Kendala pasti ada, jarak tempuh, dengan 157 pulau, 127 di antaranya belum berpenghuni dan 7 pulau di antaranya adalah pulau perbatasan, plus masalah klasik anggaran yang belum memadai. Kalau ditanya kepada saya darimana anggarannya, saya pun tak bisa jawab, hehehe. Tapi jika sekuat pikiran dan tenaga difokuskan dengan maksimal mencarinya sampai ke pusat, insya Allah rezeki itu ada. Pasti adalah orang di pusat itu yang peduli dan perhatian dengan Natuna, apalagi katanya, orang pusat pun sudah banyak beli lahan di Natuna. Atau jadikan Natuna sebagai provinsi khusus saja, agar percepatan pembangunan terjamin dan sekaligus menjawab beberapa aspirasi masyarakat.

Membangun Natuna layaknya seperti minum kahwe atau kopi nen.

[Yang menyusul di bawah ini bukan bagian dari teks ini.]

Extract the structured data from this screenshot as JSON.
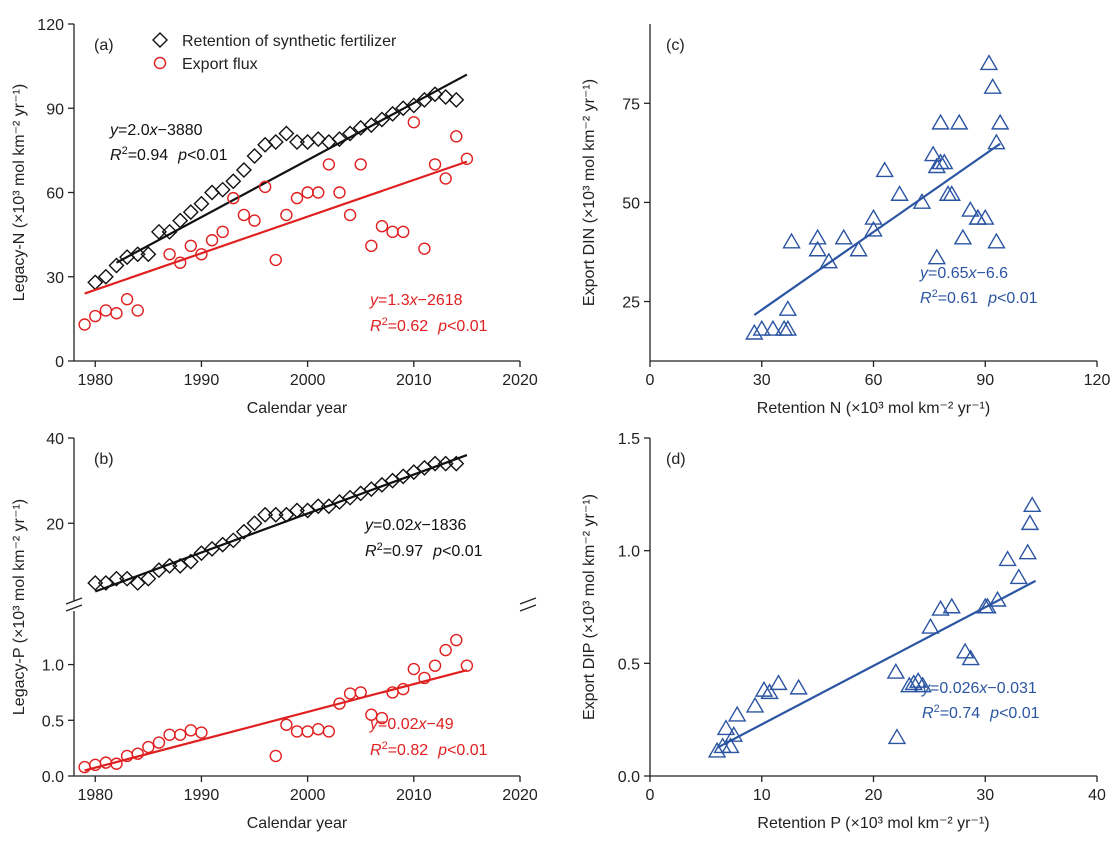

Segelas kopi susu tidak dominan kopi saja, karena ada gula, ada susu (nen), ada air dan mungkin ada ramuan rempah lain yang membuatnya terasa sedap. Begitu juga pembangunannya, ada kolaborasi pemerintah kabupaten, provinsi, pemerintah pusat dengan kementerian dan lembaganya yang dananya bejibun serta pihak swasta yang siap berinvestasi. Tingggal kepiawaian baristanya (peracik kopi) atau semacam sales promotion girl-nya, merayu menawarkan agar kahwe nen menjadi daya tarik dan menggugah orang untuk datang ke sana dan menggelontorkan anggaran dan juga berinvestasi. Toh nanti, yang merasakan hasilnya , serta anak cucu cicit mereka dan kita-kita juga.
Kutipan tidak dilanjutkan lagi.